Quant à l’ouverture du passage de Rafah, c’est également de l’intox : depuis dimanche dernier, date à laquelle son ouverture était annoncée, cinq malades, en tout et pour tout, ont pu sortir de Gaza, et une vingtaine de femmes et d’enfants ont pu y revenir, après avoir subi interrogatoires, fouilles, vols de toutes leurs affaires, humiliations et pressions pendant 20 H !
Le règne de la terreur, des maladies, du difficile accès aux soins, à l’hygiène, à l’eau potable, à la nourriture en quantité et qualité suffisantes, à des abris en dur, se poursuit.
Et personne n’en parle, mais Israël maintient l’interdiction pour les journalistes étrangers d’entrer dans Gaza.
En Cisjordanie et à Jérusalem, l’armée et les colons main dans la main, tuent, démolissent les routes, ferment les accès, kidnappent femmes et hommes à tour de bras.

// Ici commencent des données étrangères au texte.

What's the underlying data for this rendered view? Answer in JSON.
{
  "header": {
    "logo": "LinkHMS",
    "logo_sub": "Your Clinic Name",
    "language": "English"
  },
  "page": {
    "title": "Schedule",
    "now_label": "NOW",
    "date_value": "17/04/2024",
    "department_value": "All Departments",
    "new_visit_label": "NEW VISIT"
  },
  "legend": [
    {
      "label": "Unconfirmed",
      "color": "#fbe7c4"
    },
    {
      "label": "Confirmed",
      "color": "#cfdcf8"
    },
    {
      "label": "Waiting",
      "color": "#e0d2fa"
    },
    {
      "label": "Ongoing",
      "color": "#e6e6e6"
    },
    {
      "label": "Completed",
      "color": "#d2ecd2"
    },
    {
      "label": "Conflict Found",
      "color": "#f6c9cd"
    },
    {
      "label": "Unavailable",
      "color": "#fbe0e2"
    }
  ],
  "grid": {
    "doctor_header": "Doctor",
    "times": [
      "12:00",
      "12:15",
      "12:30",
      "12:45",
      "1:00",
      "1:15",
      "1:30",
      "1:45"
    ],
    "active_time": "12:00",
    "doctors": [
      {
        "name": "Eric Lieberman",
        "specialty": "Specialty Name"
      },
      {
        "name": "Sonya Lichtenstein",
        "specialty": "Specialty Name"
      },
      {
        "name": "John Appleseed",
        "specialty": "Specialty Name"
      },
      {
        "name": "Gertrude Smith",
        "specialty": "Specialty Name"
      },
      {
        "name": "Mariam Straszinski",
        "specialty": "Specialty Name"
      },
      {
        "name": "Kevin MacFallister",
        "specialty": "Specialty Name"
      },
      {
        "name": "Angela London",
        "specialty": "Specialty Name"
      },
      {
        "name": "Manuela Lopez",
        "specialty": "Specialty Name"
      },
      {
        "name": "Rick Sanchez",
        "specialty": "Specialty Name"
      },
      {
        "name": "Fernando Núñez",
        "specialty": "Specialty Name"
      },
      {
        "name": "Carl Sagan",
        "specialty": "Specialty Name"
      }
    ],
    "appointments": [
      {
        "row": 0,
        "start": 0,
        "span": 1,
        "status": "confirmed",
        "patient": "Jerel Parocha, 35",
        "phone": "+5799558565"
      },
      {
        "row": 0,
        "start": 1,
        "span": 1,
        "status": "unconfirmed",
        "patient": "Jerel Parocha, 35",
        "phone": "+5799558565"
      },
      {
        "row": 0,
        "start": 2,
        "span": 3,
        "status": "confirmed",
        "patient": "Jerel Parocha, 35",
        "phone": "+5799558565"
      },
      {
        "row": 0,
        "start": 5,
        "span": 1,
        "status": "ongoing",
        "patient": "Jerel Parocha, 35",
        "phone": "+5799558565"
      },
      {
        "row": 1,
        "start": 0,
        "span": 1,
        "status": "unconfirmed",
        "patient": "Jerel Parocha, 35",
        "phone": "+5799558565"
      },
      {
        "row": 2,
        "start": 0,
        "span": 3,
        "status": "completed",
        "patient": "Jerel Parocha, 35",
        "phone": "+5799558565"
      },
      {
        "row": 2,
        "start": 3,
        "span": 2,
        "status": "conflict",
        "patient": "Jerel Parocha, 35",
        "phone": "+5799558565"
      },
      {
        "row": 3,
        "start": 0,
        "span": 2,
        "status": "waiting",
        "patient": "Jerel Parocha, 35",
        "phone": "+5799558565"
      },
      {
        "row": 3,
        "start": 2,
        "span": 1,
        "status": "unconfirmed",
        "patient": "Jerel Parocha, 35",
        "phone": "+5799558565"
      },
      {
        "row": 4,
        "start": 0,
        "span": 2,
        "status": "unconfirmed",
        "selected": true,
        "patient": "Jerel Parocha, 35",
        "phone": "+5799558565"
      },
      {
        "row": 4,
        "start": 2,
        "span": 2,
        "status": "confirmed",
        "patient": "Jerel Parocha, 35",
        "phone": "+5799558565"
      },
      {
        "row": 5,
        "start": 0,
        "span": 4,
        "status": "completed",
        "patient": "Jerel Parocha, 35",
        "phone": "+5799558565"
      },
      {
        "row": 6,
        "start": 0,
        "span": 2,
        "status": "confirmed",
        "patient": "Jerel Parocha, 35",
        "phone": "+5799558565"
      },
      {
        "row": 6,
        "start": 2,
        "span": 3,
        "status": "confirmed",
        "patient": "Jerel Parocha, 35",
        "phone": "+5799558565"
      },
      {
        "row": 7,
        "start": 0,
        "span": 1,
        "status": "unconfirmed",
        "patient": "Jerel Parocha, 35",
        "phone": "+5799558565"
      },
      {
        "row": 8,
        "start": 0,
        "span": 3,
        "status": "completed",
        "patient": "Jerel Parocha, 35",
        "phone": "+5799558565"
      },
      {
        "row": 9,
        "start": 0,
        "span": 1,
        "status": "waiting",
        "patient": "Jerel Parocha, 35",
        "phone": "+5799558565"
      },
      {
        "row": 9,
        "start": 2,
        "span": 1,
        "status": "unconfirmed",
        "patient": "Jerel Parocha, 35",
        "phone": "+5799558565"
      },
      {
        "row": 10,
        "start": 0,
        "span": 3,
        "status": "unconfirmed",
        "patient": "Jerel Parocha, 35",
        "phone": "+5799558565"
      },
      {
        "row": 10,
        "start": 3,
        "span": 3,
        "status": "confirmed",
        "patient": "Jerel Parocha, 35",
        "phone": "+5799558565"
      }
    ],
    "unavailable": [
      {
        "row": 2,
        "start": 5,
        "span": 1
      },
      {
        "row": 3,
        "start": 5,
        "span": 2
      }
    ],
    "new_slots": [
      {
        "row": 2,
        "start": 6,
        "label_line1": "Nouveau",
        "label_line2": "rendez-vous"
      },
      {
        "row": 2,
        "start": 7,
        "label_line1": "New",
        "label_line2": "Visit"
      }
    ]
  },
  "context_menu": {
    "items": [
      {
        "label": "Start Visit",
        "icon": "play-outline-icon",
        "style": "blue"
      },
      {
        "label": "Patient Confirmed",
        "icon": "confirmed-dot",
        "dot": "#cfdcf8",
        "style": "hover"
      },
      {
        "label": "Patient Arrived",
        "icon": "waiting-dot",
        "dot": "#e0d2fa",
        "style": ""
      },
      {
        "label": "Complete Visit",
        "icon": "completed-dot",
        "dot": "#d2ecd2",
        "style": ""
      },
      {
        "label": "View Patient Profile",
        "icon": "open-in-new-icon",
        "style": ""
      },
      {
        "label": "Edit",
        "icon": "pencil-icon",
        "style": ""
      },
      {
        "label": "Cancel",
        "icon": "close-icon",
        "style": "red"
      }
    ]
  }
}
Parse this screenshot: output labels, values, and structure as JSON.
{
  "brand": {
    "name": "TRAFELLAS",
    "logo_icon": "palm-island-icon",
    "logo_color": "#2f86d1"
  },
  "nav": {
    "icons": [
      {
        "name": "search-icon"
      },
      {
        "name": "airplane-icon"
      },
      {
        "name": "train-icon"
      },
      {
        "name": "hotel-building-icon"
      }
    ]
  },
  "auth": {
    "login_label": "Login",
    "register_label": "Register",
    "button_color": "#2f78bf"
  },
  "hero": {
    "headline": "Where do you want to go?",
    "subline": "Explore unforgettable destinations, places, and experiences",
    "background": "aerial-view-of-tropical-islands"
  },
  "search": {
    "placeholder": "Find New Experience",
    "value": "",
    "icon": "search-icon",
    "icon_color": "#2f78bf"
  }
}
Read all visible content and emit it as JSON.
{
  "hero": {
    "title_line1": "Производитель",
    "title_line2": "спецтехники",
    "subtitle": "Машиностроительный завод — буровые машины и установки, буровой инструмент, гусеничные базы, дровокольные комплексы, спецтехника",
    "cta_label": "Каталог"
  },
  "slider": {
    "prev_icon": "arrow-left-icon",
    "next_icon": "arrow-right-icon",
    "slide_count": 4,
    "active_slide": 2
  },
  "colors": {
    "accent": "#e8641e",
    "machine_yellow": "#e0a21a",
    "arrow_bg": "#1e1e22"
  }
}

Et on sait le sort que subissent les Palestinien-nes enlevés, affamés, battus, torturés, violés. Pas de jour sans que l’un des otages palestiniens ne meure dans les prisons de l’occupant. Et leurs corps ne sont pas restitués aux familles.
Alors, pas le moment de dormir. Nous devons rester mobilisés !
Ce samedi, nous manifesterons à Paris avec les collectifs d’autres pays opprimés, pour demander la liberté de la Palestine et de tous les peuples.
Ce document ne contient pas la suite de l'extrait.